Prosecutors say the person captured on those videos and several others is Ahmad Khan Rahimi. The trove of digital evidence in Rahimi’s federal trial is meant to provide proof he was behind a 2016 attack that injured 30 people, but it also demonstrates the growing omnipresence of security cameras.
The Rahimi case relies “on video from security cameras in storefronts and businesses all over New Jersey and New York,” Assistant U.S. Attorney Shawn Crowley said in opening statements.
Inspired by the “ring of steel” surveillance measures in London, the New York Police Department has led the security-video push in the last decade by blanketing the city with 13,000 cameras.
In the past, civil liberties groups have complained that the cameras are an invasion of privacy. But over time, their proliferation has changed expectations about being watched.

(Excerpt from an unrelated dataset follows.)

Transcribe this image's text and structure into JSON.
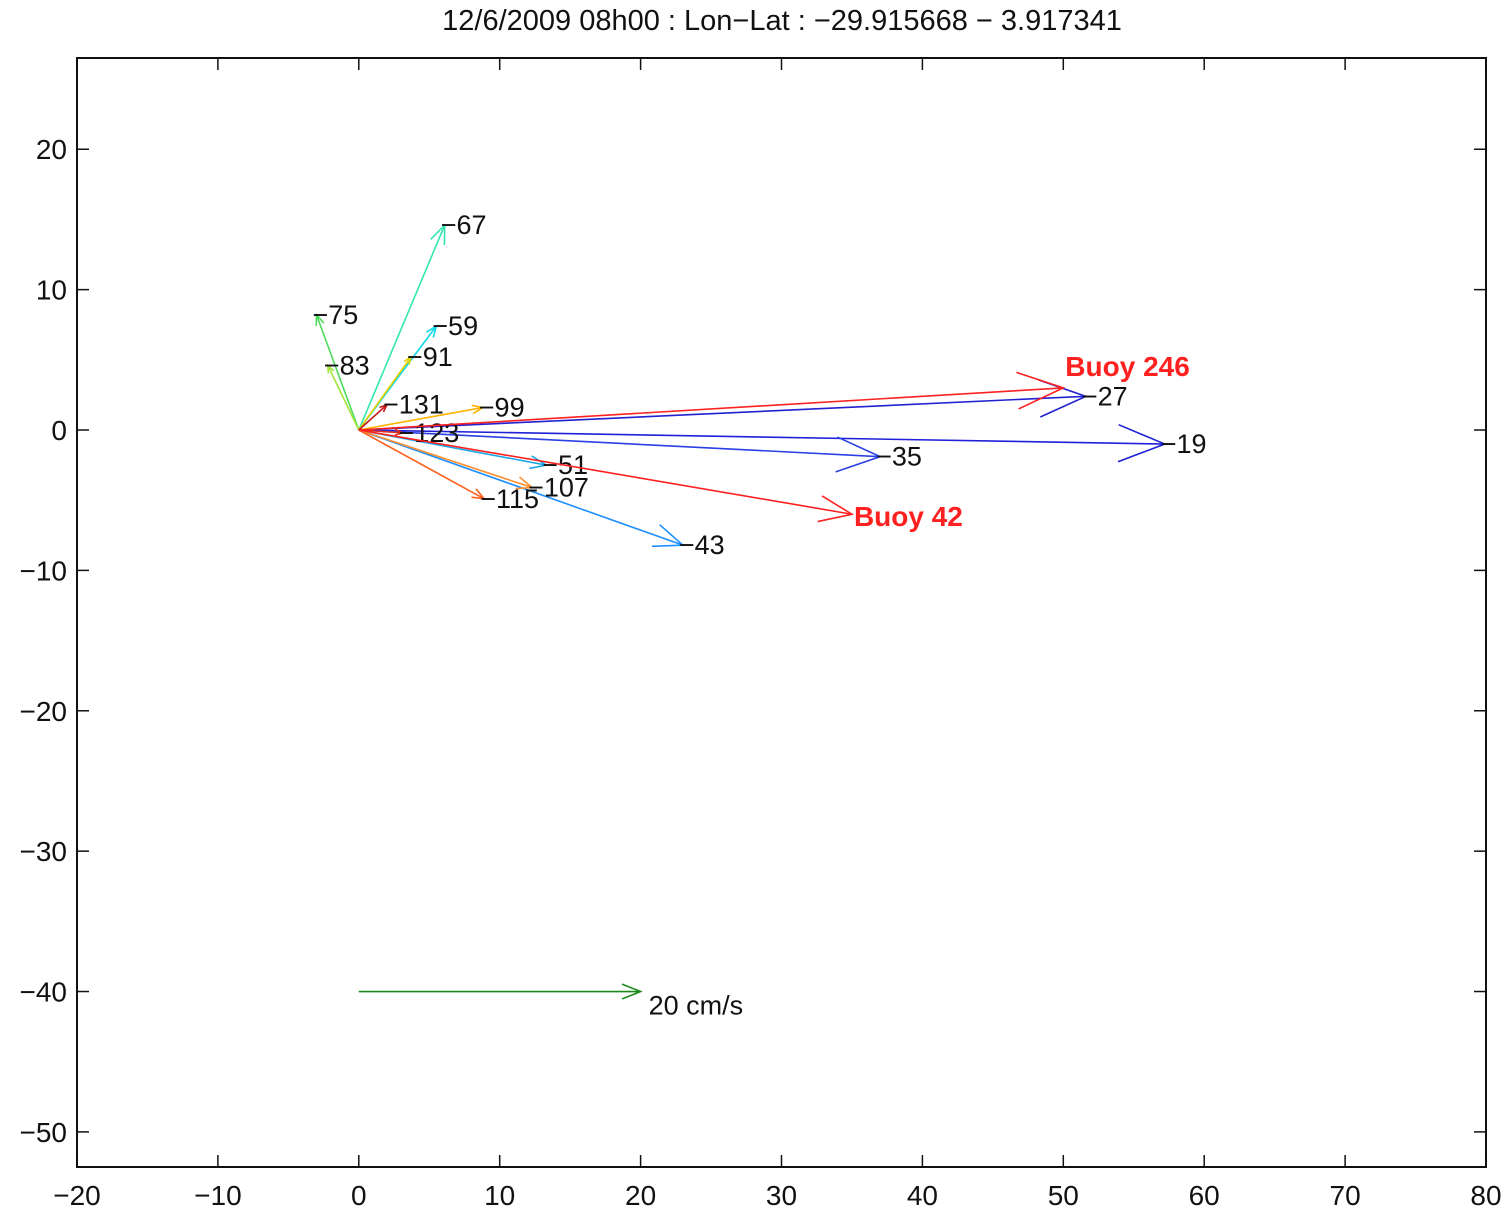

“What we know is that there is no longer, or never was legally, any expectation of privacy on a public thoroughfare,” said John Decarlo, founder of The Center for Advanced Policing at the University of New Haven.
Challenges for the police include sifting through tens of thousands of images quickly enough to find suspects before they attack again. Another possible pitfall is the often poor quality of many of the videos.
“Someone could be falsely identified because the quality wasn’t good, or someone who may have done the crime but, say, lost 40 pounds and shaved before trial may not appear to be like the suspect on camera,” said Dennis Jay Kenney, a professor at John Jay College of Criminal Justice. “If they aren’t sharp, it can be a problem.”